Cuisine de Claude Monet
The initiator and unwavering patron of the ‘impressionist’ avant garde style of painting, Claude Monet is no stranger when it comes to iconic works of art. The French painter who embraced modernity through his unique style of capturing nature as it appeared to him at the moment, has influenced generations of artists. The impact of his revolutionary art is felt till this day. Monet and his family moved to Giverny which is an hour away from Paris, in 1883 and began residing in a property then called “House of the Cider Press”. Thereafter, this house became seminal for many of Monet’s iconic paintings, not only because of its stunning interiors but also because of its lush verdant exteriors. They lived here for 40 years and in that time, Monet expanded the exteriors. Inspired by Japanese landscape artists, he created the Clos Normand and Water Garden or Garden of the Nympheas, both of which have been immortalized in some of his most famous paintings.
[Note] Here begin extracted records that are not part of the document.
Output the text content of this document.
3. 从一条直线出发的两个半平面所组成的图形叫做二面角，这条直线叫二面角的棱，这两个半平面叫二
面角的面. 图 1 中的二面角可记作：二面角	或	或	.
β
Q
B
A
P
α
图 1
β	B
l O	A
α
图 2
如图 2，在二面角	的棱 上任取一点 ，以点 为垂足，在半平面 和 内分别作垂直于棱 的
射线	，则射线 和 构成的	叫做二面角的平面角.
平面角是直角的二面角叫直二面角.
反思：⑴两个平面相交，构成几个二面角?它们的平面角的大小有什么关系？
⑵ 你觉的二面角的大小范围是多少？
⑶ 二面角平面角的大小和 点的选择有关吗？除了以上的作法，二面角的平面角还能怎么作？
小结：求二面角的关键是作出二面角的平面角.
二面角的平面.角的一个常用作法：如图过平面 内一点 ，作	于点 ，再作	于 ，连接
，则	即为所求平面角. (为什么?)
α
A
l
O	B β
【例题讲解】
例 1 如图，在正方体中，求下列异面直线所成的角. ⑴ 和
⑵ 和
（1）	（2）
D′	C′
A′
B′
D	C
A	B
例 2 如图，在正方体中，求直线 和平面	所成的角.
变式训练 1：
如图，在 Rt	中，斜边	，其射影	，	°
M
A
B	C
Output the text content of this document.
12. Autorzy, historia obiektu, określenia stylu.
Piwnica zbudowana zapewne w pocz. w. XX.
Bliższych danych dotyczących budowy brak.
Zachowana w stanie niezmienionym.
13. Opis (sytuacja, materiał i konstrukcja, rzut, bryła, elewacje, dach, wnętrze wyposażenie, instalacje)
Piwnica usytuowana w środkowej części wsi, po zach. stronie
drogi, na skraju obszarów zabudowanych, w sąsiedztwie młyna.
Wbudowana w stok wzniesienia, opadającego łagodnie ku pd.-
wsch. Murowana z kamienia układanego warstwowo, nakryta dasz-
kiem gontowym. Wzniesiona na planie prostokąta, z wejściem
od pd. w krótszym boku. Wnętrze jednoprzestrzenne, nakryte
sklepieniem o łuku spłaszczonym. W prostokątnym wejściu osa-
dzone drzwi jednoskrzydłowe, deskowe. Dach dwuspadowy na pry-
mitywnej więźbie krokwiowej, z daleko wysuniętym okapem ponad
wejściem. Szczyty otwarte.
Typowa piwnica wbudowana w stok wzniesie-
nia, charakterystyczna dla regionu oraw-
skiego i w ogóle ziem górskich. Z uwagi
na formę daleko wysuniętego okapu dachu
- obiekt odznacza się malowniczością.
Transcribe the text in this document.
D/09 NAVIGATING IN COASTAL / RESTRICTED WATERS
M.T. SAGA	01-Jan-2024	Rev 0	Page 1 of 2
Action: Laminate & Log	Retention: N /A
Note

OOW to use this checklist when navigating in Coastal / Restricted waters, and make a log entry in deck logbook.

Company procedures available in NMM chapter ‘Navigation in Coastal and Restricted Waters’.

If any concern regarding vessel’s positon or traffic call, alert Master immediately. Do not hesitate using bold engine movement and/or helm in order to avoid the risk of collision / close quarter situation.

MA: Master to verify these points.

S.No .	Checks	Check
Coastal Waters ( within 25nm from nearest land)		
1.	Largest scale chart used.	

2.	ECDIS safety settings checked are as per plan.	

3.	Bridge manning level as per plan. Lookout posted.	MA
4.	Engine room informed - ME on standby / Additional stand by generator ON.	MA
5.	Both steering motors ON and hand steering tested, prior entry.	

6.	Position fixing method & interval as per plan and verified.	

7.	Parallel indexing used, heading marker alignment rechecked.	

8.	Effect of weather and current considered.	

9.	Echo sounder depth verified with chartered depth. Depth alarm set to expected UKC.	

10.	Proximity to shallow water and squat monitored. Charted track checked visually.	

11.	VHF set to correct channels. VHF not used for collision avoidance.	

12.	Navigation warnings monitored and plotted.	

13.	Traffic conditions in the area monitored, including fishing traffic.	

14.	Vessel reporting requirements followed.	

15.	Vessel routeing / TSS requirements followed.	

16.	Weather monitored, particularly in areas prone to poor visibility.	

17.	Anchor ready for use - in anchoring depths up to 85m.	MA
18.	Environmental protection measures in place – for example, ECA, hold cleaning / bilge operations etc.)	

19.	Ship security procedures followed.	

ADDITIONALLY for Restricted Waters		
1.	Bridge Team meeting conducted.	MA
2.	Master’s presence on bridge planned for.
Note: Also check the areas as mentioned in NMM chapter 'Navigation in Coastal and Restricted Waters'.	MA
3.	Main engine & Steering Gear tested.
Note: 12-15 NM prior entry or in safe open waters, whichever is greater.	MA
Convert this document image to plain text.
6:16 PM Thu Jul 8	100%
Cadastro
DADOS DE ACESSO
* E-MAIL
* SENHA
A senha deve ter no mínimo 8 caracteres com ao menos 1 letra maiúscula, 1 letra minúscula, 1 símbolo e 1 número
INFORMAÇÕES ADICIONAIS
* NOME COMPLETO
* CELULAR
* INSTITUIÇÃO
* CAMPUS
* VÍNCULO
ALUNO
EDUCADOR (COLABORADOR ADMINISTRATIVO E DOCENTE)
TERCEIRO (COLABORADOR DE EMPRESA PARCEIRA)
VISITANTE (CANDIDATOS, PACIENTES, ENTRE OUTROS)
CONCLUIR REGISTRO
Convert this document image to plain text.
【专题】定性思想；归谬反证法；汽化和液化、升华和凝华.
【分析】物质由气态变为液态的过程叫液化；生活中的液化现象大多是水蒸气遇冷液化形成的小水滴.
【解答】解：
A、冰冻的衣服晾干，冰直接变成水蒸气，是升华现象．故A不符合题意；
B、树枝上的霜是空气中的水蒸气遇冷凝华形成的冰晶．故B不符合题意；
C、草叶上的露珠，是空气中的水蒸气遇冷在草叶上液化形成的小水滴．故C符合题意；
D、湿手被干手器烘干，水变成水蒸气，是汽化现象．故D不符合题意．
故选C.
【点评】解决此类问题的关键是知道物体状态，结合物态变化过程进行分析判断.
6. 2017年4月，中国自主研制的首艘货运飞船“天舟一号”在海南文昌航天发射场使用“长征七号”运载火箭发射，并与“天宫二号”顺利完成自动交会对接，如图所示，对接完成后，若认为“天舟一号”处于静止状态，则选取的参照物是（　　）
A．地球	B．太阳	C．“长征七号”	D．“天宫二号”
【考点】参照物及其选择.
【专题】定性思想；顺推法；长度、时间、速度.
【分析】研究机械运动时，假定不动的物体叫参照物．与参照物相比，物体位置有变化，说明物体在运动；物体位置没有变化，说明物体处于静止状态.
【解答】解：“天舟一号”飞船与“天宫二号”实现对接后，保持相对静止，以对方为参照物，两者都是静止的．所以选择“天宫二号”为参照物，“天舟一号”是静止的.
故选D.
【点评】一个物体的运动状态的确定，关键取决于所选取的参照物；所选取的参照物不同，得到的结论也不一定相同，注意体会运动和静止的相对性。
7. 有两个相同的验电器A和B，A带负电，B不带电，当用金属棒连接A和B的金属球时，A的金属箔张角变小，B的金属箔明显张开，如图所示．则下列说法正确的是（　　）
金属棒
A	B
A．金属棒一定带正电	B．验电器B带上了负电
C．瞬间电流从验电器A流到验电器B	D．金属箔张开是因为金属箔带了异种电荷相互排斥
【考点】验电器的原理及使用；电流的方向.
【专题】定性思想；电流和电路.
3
Case in point; “The Bridge over a Pond of Water Lilies” which was a part of his eminent ‘Water Lillies’ series, all inspired by his love for the gardens in his home. A plethora of flowers surround the vibrantly coloured family home of the Monet’s. While most of the rooms inside are sprightly pigmented, two of them in particular, the kitchen and dining room stand out. The former is decorated with blue and white Rouen tiles and finished with touches of copper for maximum contrast. The dining room is painted bright yellow juxtaposed against red and white checkered floors. The salon atelier or the living room has been reconstituted almost identically to what it was back in the 1900’s. The interiors much like his paintings, were uncharacteristic of the time. A collector of Japanese paintings, Monet adorned much of his place with multiple Japanese woodblock prints. This influence is visible in his own artworks as well.
The house gardens
Today, the house and the gardens are preserved and run by the Claude Monet Foundation, and is a must-visit for tourists every year. The property is a breath-taking physical remnant of Monet and everything that he stood for. However, as the world came to a standstill in the beginning of March because of the pandemic, the house had to close its doors, like everything else. After a couple of months in silence, it re-opened its doors last week and can now be visited by tourists. However, not many of us are actually going to take a vacation to France anytime soon, although, that should not deter you.
Thanks to the endless potential of modern day technology, the Claude Monet Foundation is offering a virtual tour of the house on their official website at no cost. Imagine experiencing Monet’s life and history, lounging in the comforts of your home! The tour not only includes the entirety of the sprawling property, but also offers a glimpse into the painter’s personal studio, which has now been transformed into a room that houses some his most eminent works. While the virtual tour might not be as fulfilling as being present there physically, however, it comes very close to the experience of feeling like you are inside one of Monet’s paintings.